Como será o mundo daqui um ano? E daqui 06 meses? E daqui 1 mês? Estamos vivendo um momento de grande incerteza e não somos capazes de responder perguntas simples sobre nosso futuro. A crise da Covid-19 deixou a vida como conhecemos em suspenso.
Mas como ficam os negócios que estavam contratados até então? Eles continuam… ou será que não?
Vamos falar sobre isso de forma prática. Tenha em mente o seguinte: a incerteza envolve tudo nesse momento e não sabemos o que o judiciário vai decidir no futuro. O que podemos adiantar é que as decisões vão variar de caso a caso.
Então, o que fazer?
O importante é negociar! E vamos dar argumentos para tornar isso mais fácil. Lembrando que não existe certeza, por isso busque o melhor resultado que puder na negociação, já que o que for acertado será uma certeza. Pode ser boa ou ruim, mas será uma certeza num tempo de incertezas.
Vamos, então, falar dos argumentos legais para a negociação!
1) Onerosidade Excessiva e Teoria da Imprevisão
Nossa lei prevê que, nos casos em que situações imprevisíveis (como a Covid-19) tornem desproporcionais o valor em relação ao que vai ser entregue, é possível pedir a um juiz que reequilibre os valores (artigo 317, Código Civil).
A lei prevê, também, nos casos de pagamentos parcelados ou assinaturas, que se a situação imprevisível tornar a prestação de uma das partes excessivamente onerosa, com extrema vantagem para a outra parte, o devedor pode pedir o fim do contrato ou a redução do seu valor. E o credor, claro, pode propor modificações no contrato para evitar o encerramento. O mesmo vale para quando só uma das partes tiver obrigações a cumprir (artigos 478, 479 e 480, Código Civil).

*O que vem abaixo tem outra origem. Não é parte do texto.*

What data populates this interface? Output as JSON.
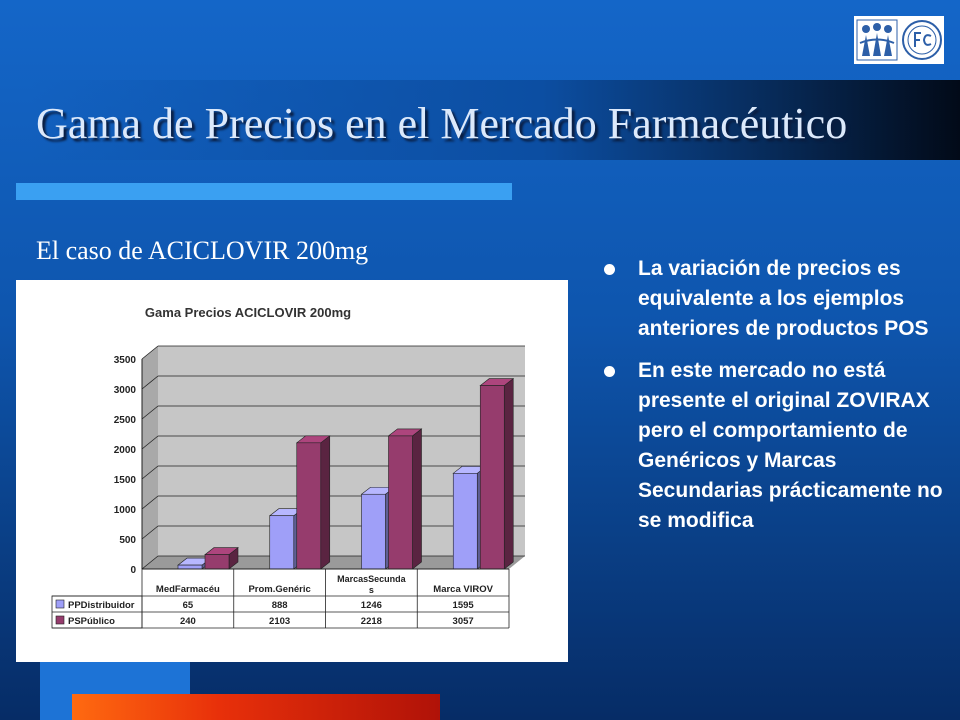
{
  "slide": {
    "title": "Gama de Precios en el Mercado Farmacéutico",
    "subtitle": "El caso de ACICLOVIR 200mg",
    "bullets": [
      "La variación de precios es equivalente a los ejemplos anteriores de productos POS",
      "En este mercado no está presente el original ZOVIRAX pero el comportamiento de Genéricos y Marcas Secundarias prácticamente no se modifica"
    ],
    "colors": {
      "background": "#1466c8",
      "title_text": "#dce9fb",
      "accent_bar": "#3aa0f2",
      "bottom_bar": "#e8300a"
    },
    "logo_icons": [
      "people-logo-icon",
      "fc-seal-icon"
    ]
  },
  "chart_data": {
    "type": "bar",
    "title": "Gama Precios ACICLOVIR 200mg",
    "categories": [
      "MedFarmacéu",
      "Prom.Genéric",
      "MarcasSecundas",
      "Marca VIROV"
    ],
    "series": [
      {
        "name": "PPDistribuidor",
        "values": [
          65,
          888,
          1246,
          1595
        ],
        "color": "#9f9ff8"
      },
      {
        "name": "PSPúblico",
        "values": [
          240,
          2103,
          2218,
          3057
        ],
        "color": "#963c6d"
      }
    ],
    "yticks": [
      "0",
      "500",
      "1000",
      "1500",
      "2000",
      "2500",
      "3000",
      "3500"
    ],
    "ylim": [
      0,
      3500
    ],
    "grid": true,
    "legend": "data-table",
    "table_rows": [
      [
        "65",
        "888",
        "1246",
        "1595"
      ],
      [
        "240",
        "2103",
        "2218",
        "3057"
      ]
    ]
  }
}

Ora, se você pode pedir ao juiz para revisar o contrato em situações excepcionais e imprevisíveis (justamente o caso da Covid-19), você também pode buscar negociar diretamente com a outra parte. É claro que a outra parte não está obrigada a aceitar a modificação do que foi contratado, mas, sabendo que, numa situação como a atual, a lei autoriza o juiz a mudar as regras do contrato e a encerrá-lo – e alertando isso à outra parte – você terá muito mais embasamento para pleitear a modificação e sugerir que economizem dinheiro ao se ajustar sem ter que ir para a briga. Vale a tentativa!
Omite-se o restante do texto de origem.